ステレオ観測による雷雲からのガンマ線発生モデルの検証

Research Project

Project/Area Number 24740183
Research InstitutionInstitute of Physical and Chemical Research

Principal Investigator

土屋 晴文  独立行政法人理化学研究所, 仁科加速器研究センター, 客員研究員 (70415230)

Keywords粒子加速 / ガンマ線 / 雷雲 / 雷 / 放射線観測
Research Abstract

これまで柏崎刈羽原子力発電所で続けていた雷や雷雲からの高エネルギーガンマ線の観測では、20例のイベントを発見していた。それらのイベントは通常、継続時間が1秒以下の短時間イベントといわれるものと、典型的に一分ほどにわたる長時間イベントという2つに大別される。ところが、昨年度、これら2つのイベントの特徴をあわせもった現象をはじめて捉えた。具体的には、雷に同期して、装置のカウントが急増し、その後30秒ほどかけてバックグラウンドに戻るというものであった。今年度、このイベントを東大の大学院生(牧島研究室)とともにさらに詳細に解析したところ、そのイベントでは、電子・陽電子の消滅にともなう511 keV のエネルギーをもつガンマ線が、その30秒にわたり検出されていたことがわかった。雷からのガンマ線を測る地上の装置おいて511 keVのガンマ線が観測されたのははじめてのことであった。このイベントから、雷雲で長時間にわたり陽電子が生成されていたことが示唆され、いかにして長時間にわたる生成が維持されたのかを現在、解析中である。
上記に述べたイベントでは、設置した検出器が飽和してしまい、雷に同期していたところでは十分なデータが得られなかった。そのため、雷に同期した511 keVの放射があるかないかは不明となった。こうしたデータの取りこぼしを起こさないような改善を現在進めている。その一環として、CeBr(2”X2”)シンチレータを購入し、これを新たな検出器として組み込むことができるようにしている。

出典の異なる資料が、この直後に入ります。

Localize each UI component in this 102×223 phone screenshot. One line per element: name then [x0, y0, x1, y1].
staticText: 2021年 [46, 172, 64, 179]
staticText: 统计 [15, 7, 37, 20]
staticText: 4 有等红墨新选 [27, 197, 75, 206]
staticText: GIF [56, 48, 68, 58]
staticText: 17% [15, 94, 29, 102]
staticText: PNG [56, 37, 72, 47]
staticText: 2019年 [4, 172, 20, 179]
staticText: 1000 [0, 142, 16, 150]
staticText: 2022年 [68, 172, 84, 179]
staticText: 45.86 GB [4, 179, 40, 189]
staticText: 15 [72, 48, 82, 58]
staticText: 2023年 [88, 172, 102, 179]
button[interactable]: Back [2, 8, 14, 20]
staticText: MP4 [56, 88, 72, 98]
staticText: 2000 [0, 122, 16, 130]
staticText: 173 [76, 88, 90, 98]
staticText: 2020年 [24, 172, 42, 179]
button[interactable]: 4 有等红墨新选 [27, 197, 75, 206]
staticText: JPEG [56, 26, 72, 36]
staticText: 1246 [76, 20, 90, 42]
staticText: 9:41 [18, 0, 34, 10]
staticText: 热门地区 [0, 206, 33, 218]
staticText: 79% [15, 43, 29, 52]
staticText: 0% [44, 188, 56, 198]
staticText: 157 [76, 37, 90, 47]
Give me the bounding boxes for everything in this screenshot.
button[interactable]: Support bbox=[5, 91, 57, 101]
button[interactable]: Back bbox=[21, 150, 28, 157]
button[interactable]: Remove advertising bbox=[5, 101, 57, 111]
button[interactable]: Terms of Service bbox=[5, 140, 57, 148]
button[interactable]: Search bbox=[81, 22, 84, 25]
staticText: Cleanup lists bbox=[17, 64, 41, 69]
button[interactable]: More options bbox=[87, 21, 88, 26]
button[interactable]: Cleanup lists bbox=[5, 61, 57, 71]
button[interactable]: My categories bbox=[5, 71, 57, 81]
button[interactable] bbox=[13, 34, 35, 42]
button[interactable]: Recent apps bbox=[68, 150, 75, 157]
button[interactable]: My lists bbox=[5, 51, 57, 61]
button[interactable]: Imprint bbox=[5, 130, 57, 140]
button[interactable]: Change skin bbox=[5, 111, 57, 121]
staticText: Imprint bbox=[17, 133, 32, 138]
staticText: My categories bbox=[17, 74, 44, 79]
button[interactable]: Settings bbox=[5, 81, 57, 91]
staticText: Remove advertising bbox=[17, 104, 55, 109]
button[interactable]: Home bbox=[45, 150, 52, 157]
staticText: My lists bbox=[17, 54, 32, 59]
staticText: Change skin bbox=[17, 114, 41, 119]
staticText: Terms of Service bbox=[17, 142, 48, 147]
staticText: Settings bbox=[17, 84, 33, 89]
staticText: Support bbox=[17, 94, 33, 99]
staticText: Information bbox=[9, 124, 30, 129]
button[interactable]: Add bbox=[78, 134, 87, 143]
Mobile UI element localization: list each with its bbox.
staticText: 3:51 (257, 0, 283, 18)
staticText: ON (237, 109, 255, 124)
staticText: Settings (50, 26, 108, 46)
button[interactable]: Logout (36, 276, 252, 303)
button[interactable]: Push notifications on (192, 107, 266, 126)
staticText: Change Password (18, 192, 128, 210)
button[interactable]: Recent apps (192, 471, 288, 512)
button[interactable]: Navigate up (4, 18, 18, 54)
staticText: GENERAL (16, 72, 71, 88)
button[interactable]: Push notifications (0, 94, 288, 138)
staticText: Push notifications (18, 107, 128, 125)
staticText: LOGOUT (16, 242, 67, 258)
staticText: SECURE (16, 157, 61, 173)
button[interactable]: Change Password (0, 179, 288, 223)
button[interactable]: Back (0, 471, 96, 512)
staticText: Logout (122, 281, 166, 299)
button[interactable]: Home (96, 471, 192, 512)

Current Status of Research Progress
Current Status of Research Progress

2: Research has progressed on the whole more than it was originally planned.

Reason

これまでに設置した装置により、511 keVガンマ線が地上の雷雲から放射されていることを新たに発見することができた。これに加えて、データ通信環境も整い、研究協力者がいる東大(本郷)で常にデータを監視できる体制が整った。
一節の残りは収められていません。